Bei einem Drohnenangriff in Zentral-Sudan wurden mindestens 24 Menschen getötet, darunter acht Kinder, als sie vor den Kämpfen flohen, so eine Ärztegruppe. Der Angriff, der ein Fahrzeug mit vertriebenen Familien zum Ziel hatte, ereignete sich am Samstag, berichtete das Sudan Doctors Network.
Der Angriff fand inmitten der anhaltenden Konflikte in der Region statt. Die Vereinten Nationen berichteten, dass die paramilitärische Gruppe, die Rapid Support Forces (RSF), am Freitag auch einen Hilfskonvoi in dem Bundesstaat angegriffen hat. Das Fahrzeug beförderte vertriebene Familien, als es getroffen wurde. Zu den Opfern gehörten acht Kinder, von denen zwei Säuglinge waren.
In anderen Nachrichten schlossen Tausende von Unternehmen in Malawi aus Protest gegen neue Steueränderungen. Demonstrationen in den vier größten Städten Malawis führten zu einer Verzögerung der Einführung eines neuen Steuersystems.
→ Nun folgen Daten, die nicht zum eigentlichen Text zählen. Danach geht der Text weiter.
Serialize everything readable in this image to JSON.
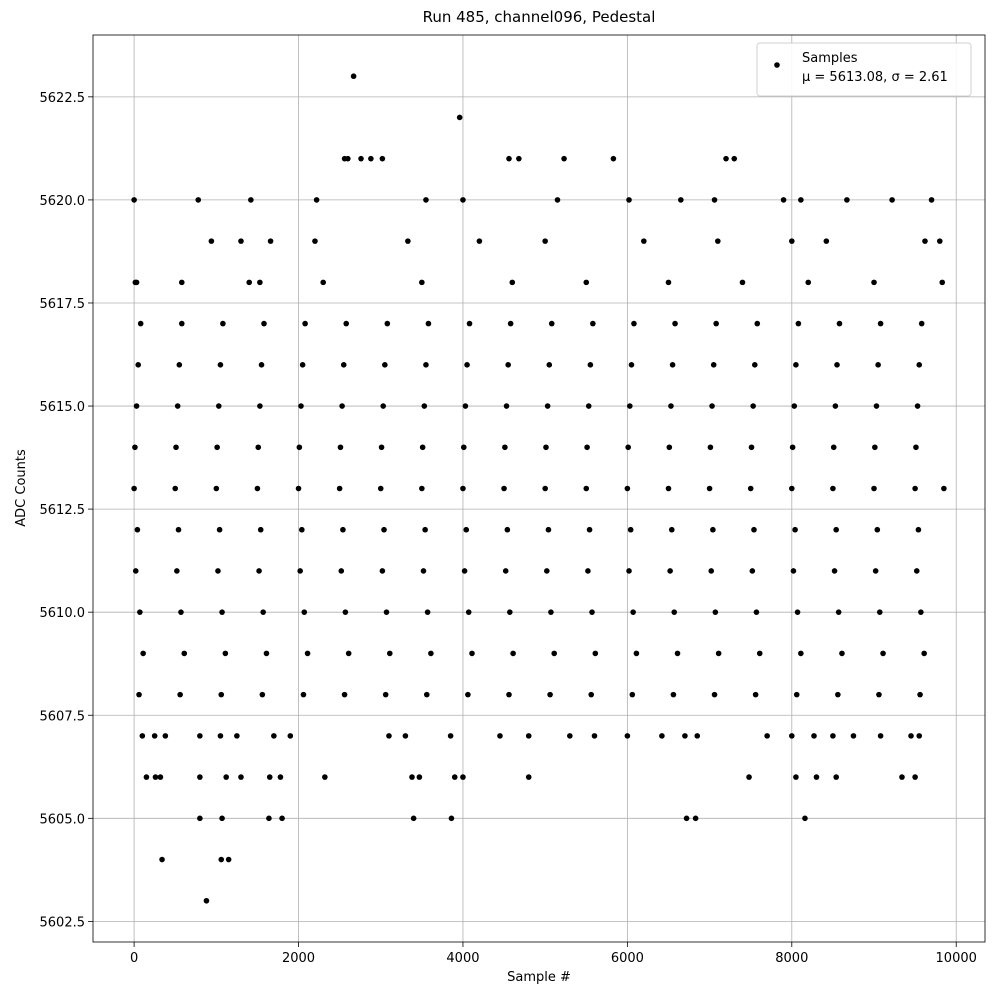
{
  "chart_data": {
    "type": "scatter",
    "title": "Run 485, channel096, Pedestal",
    "xlabel": "Sample #",
    "ylabel": "ADC Counts",
    "xlim": [
      -500,
      10350
    ],
    "ylim": [
      5602,
      5624
    ],
    "xticks": [
      0,
      2000,
      4000,
      6000,
      8000,
      10000
    ],
    "yticks": [
      5602.5,
      {
        "value": 5605,
        "label": "5605.0"
      },
      5607.5,
      {
        "value": 5610,
        "label": "5610.0"
      },
      5612.5,
      {
        "value": 5615,
        "label": "5615.0"
      },
      5617.5,
      {
        "value": 5620,
        "label": "5620.0"
      },
      5622.5
    ],
    "grid": true,
    "legend": "upper right",
    "legend_note": "μ = 5613.08, σ = 2.61",
    "series": [
      {
        "name": "Samples",
        "color": "#000000",
        "x": [
          60,
          560,
          1060,
          1560,
          2060,
          2560,
          3060,
          3560,
          4060,
          4560,
          5060,
          5560,
          6060,
          6560,
          7060,
          7560,
          8060,
          8560,
          9060,
          9560,
          110,
          610,
          1110,
          1610,
          2110,
          2610,
          3110,
          3610,
          4110,
          4610,
          5110,
          5610,
          6110,
          6610,
          7110,
          7610,
          8110,
          8610,
          9110,
          9610,
          70,
          570,
          1070,
          1570,
          2070,
          2570,
          3070,
          3570,
          4070,
          4570,
          5070,
          5570,
          6070,
          6570,
          7070,
          7570,
          8070,
          8570,
          9070,
          9570,
          20,
          520,
          1020,
          1520,
          2020,
          2520,
          3020,
          3520,
          4020,
          4520,
          5020,
          5520,
          6020,
          6520,
          7020,
          7520,
          8020,
          8520,
          9020,
          9520,
          40,
          540,
          1040,
          1540,
          2040,
          2540,
          3040,
          3540,
          4040,
          4540,
          5040,
          5540,
          6040,
          6540,
          7040,
          7540,
          8040,
          8540,
          9040,
          9540,
          0,
          500,
          1000,
          1500,
          2000,
          2500,
          3000,
          3500,
          4000,
          4500,
          5000,
          5500,
          6000,
          6500,
          7000,
          7500,
          8000,
          8500,
          9000,
          9500,
          9850,
          10,
          510,
          1010,
          1510,
          2010,
          2510,
          3010,
          3510,
          4010,
          4510,
          5010,
          5510,
          6010,
          6510,
          7010,
          7510,
          8010,
          8510,
          9010,
          9510,
          30,
          530,
          1030,
          1530,
          2030,
          2530,
          3030,
          3530,
          4030,
          4530,
          5030,
          5530,
          6030,
          6530,
          7030,
          7530,
          8030,
          8530,
          9030,
          9530,
          50,
          550,
          1050,
          1550,
          2050,
          2550,
          3050,
          3550,
          4050,
          4550,
          5050,
          5550,
          6050,
          6550,
          7050,
          7550,
          8050,
          8550,
          9050,
          9550,
          80,
          580,
          1080,
          1580,
          2080,
          2580,
          3080,
          3580,
          4080,
          4580,
          5080,
          5580,
          6080,
          6580,
          7080,
          7580,
          8080,
          8580,
          9080,
          9580,
          0,
          15,
          30,
          780,
          1420,
          2670,
          3960,
          2220,
          2560,
          2600,
          2760,
          2880,
          3020,
          4560,
          4680,
          5230,
          5830,
          7200,
          7300,
          8670,
          9220,
          9700,
          4000,
          3550,
          5150,
          6020,
          6650,
          7060,
          7900,
          8110,
          940,
          1300,
          1660,
          2200,
          3330,
          4200,
          5000,
          6200,
          7100,
          8000,
          8420,
          9620,
          9800,
          580,
          1400,
          1530,
          2300,
          3500,
          4600,
          5500,
          6500,
          7400,
          8200,
          9000,
          9830,
          340,
          880,
          800,
          1070,
          1060,
          1150,
          1640,
          1800,
          3400,
          3860,
          6720,
          6830,
          8160,
          150,
          260,
          320,
          800,
          1120,
          1300,
          1650,
          1780,
          2320,
          3380,
          3470,
          3900,
          4000,
          4800,
          7480,
          8050,
          8300,
          8540,
          9340,
          9500,
          100,
          250,
          380,
          800,
          1050,
          1250,
          1700,
          1900,
          3100,
          3300,
          3850,
          4450,
          4800,
          5300,
          5600,
          6000,
          6420,
          6700,
          6850,
          7700,
          8000,
          8270,
          8500,
          8750,
          9080,
          9450,
          9550
        ],
        "values": [
          5608,
          5608,
          5608,
          5608,
          5608,
          5608,
          5608,
          5608,
          5608,
          5608,
          5608,
          5608,
          5608,
          5608,
          5608,
          5608,
          5608,
          5608,
          5608,
          5608,
          5609,
          5609,
          5609,
          5609,
          5609,
          5609,
          5609,
          5609,
          5609,
          5609,
          5609,
          5609,
          5609,
          5609,
          5609,
          5609,
          5609,
          5609,
          5609,
          5609,
          5610,
          5610,
          5610,
          5610,
          5610,
          5610,
          5610,
          5610,
          5610,
          5610,
          5610,
          5610,
          5610,
          5610,
          5610,
          5610,
          5610,
          5610,
          5610,
          5610,
          5611,
          5611,
          5611,
          5611,
          5611,
          5611,
          5611,
          5611,
          5611,
          5611,
          5611,
          5611,
          5611,
          5611,
          5611,
          5611,
          5611,
          5611,
          5611,
          5611,
          5612,
          5612,
          5612,
          5612,
          5612,
          5612,
          5612,
          5612,
          5612,
          5612,
          5612,
          5612,
          5612,
          5612,
          5612,
          5612,
          5612,
          5612,
          5612,
          5612,
          5613,
          5613,
          5613,
          5613,
          5613,
          5613,
          5613,
          5613,
          5613,
          5613,
          5613,
          5613,
          5613,
          5613,
          5613,
          5613,
          5613,
          5613,
          5613,
          5613,
          5613,
          5614,
          5614,
          5614,
          5614,
          5614,
          5614,
          5614,
          5614,
          5614,
          5614,
          5614,
          5614,
          5614,
          5614,
          5614,
          5614,
          5614,
          5614,
          5614,
          5614,
          5615,
          5615,
          5615,
          5615,
          5615,
          5615,
          5615,
          5615,
          5615,
          5615,
          5615,
          5615,
          5615,
          5615,
          5615,
          5615,
          5615,
          5615,
          5615,
          5615,
          5616,
          5616,
          5616,
          5616,
          5616,
          5616,
          5616,
          5616,
          5616,
          5616,
          5616,
          5616,
          5616,
          5616,
          5616,
          5616,
          5616,
          5616,
          5616,
          5616,
          5617,
          5617,
          5617,
          5617,
          5617,
          5617,
          5617,
          5617,
          5617,
          5617,
          5617,
          5617,
          5617,
          5617,
          5617,
          5617,
          5617,
          5617,
          5617,
          5617,
          5620,
          5618,
          5618,
          5620,
          5620,
          5623,
          5622,
          5620,
          5621,
          5621,
          5621,
          5621,
          5621,
          5621,
          5621,
          5621,
          5621,
          5621,
          5621,
          5620,
          5620,
          5620,
          5620,
          5620,
          5620,
          5620,
          5620,
          5620,
          5620,
          5620,
          5619,
          5619,
          5619,
          5619,
          5619,
          5619,
          5619,
          5619,
          5619,
          5619,
          5619,
          5619,
          5619,
          5618,
          5618,
          5618,
          5618,
          5618,
          5618,
          5618,
          5618,
          5618,
          5618,
          5618,
          5618,
          5604,
          5603,
          5605,
          5605,
          5604,
          5604,
          5605,
          5605,
          5605,
          5605,
          5605,
          5605,
          5605,
          5606,
          5606,
          5606,
          5606,
          5606,
          5606,
          5606,
          5606,
          5606,
          5606,
          5606,
          5606,
          5606,
          5606,
          5606,
          5606,
          5606,
          5606,
          5606,
          5606,
          5607,
          5607,
          5607,
          5607,
          5607,
          5607,
          5607,
          5607,
          5607,
          5607,
          5607,
          5607,
          5607,
          5607,
          5607,
          5607,
          5607,
          5607,
          5607,
          5607,
          5607,
          5607,
          5607,
          5607,
          5607,
          5607,
          5607
        ]
      }
    ]
  }
}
Geschäftsinhaber behaupteten, das neue System würde ihre Lebensgrundlage zerstören. Zehntausende hatten Petitionen unterzeichnet, die den Steuerbehörden vorgelegt wurden.
Unterdessen dauert der Russland-Ukraine-Krieg an, bei dem mindestens eine Person getötet wurde, nachdem russische Streitkräfte am Montag Luftangriffe auf die ukrainische Hafenstadt Odessa gestartet hatten. Russische Streitkräfte griffen in der Nacht auch Einrichtungen des ukrainischen Öl- und Gasunternehmens Naftogaz in der östlichen Region Poltawa an und verursachten Schäden. Es war der 19. Angriff Moskaus auf die Einrichtung, so das Unternehmen in einer Erklärung.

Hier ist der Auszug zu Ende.